Gracias a esa ocurrencia, todos los judíos de las siguientes generaciones no hemos tenido más alternativa que sentarnos a estudiar y discutir el contenido de esos libros, porque si algo no encontramos allí es un recetario. La Biblia es un texto orgánico que entiende del modo más profundo posible la siempre cambiante naturaleza humana, y está diseñada para provocar el debate.

Y ojo con esto: no el debate sobre el texto nada más, sobre lo que está escrito como si eso lo fuera todo; el verdadero debate es sobre nuestra realidad, y el modo en el que el texto bíblico la puede iluminar.

Después vinieron casi seis siglos de eso: debates. Así fue como florecieron diversos tipos de judaísmo, con diversos puntos de vista sobre lo que era la Biblia, su significado y su modo de aplicarla a nuestra vida cotidiana. Eventualmente, vino también la nueva tragedia: el Templo —que había sido reconstruido desde tiempos de Zerubabel, y luego remodelado por Herodes el Grande— fue destruido por los romanos en el año 70, y ese fue el punto de partida para un nuevo exilio.

El pueblo judío, fiel a su convicción de mantenerse aferrados a la vida, regresaron a ese territorio que conocían muy bien: el de la reflexión sobre el texto escrito. Se ha dicho —con total acierto— que, ante la pérdida de nuestra patria física, los judíos hicimos de la Torá (y de los libros) nuestra patria espiritual, una que no había modo de que nos quitaran.

La generación inmediata a la derrota de Simeón bar Kojbá (135) —el verdadero final de las esperanzas judías por emanciparse de Roma— entendió que la dispersión podía provocar la fractura del judaísmo, por lo que, al igual que los escribas bajo el mando de Ezra habían hecho casi 700 años atrás, se liaron a la tarea de marcar las pautas necesarias para que el judaísmo conservara su unidad, pasara lo que pasara.
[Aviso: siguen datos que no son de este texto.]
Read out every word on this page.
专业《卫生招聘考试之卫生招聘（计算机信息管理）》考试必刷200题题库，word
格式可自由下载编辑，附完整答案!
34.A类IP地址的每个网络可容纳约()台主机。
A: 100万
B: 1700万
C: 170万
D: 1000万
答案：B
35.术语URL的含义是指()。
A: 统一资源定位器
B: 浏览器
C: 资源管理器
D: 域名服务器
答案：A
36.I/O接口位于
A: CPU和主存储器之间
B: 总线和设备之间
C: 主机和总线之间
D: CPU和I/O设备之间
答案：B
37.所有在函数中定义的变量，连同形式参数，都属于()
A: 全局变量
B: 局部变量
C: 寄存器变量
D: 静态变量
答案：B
Y la solución que encontraron fue tan creativa como genial. Algo que no cualquier habría ideado.

La solución es el Talmud, un texto que debe definirse como caótico, porque —nuevamente— lo que menos pretende es ser un recetario, sino todo lo contrario.

Si la Biblia es un compendio en el que nos obligan a contrastar las ideas sacerdotales y proféticas para que nos pongamos a discutir y estudiar, el Talmud es la compilación de casi 800 años de discusión y estudio diseñados para servirnos de guía sobre cómo debemos discutir y estudiar la Torá.

Pero no es una guía que busque pautas dogmáticas, ideas monolíticas, criterios inamovibles. Si había una generación de judíos conscientes de que se requería de todo lo contrario —flexibilidad— fue esa, la de los talmudistas. Por eso, esa monumental colección de discusiones que es el Talmud no trata de capturar el dogma, sino el alma del estudio y del debate.

Su éxito está fuera de toda duda: pese a todas las expulsiones, persecuciones y migraciones que llevaron al pueblo judío a todos los rincones del mundo, la unidad de su espíritu se conservó gracias a eso que podemos llamar idiosincrasia talmúdica. En ese universo literario aparentemente caótico y variado, sus autores supieron capturar la médula del espíritu judío y de la Torá, y de ese modo el judaísmo se mantuvo unificado y tuvo la oportunidad de restaurarse con el renacimiento de Israel.

Sin duda, allí comenzó la redención de Israel. Y no me refiero a la refundación nacional, sino a los textos que, pese a la brutalidad del exilio, nos mantuvieron unidos. Y esos textos fueron resultado de la genial creatividad desarrollada por el pueblo judío después de sus dos más grandes catástrofes de la antigüedad. Catástrofes ocurridas en Tisha b’Av.

Por eso decimos, por eso sabemos, que nuestra redención empieza en Tisha b’Av.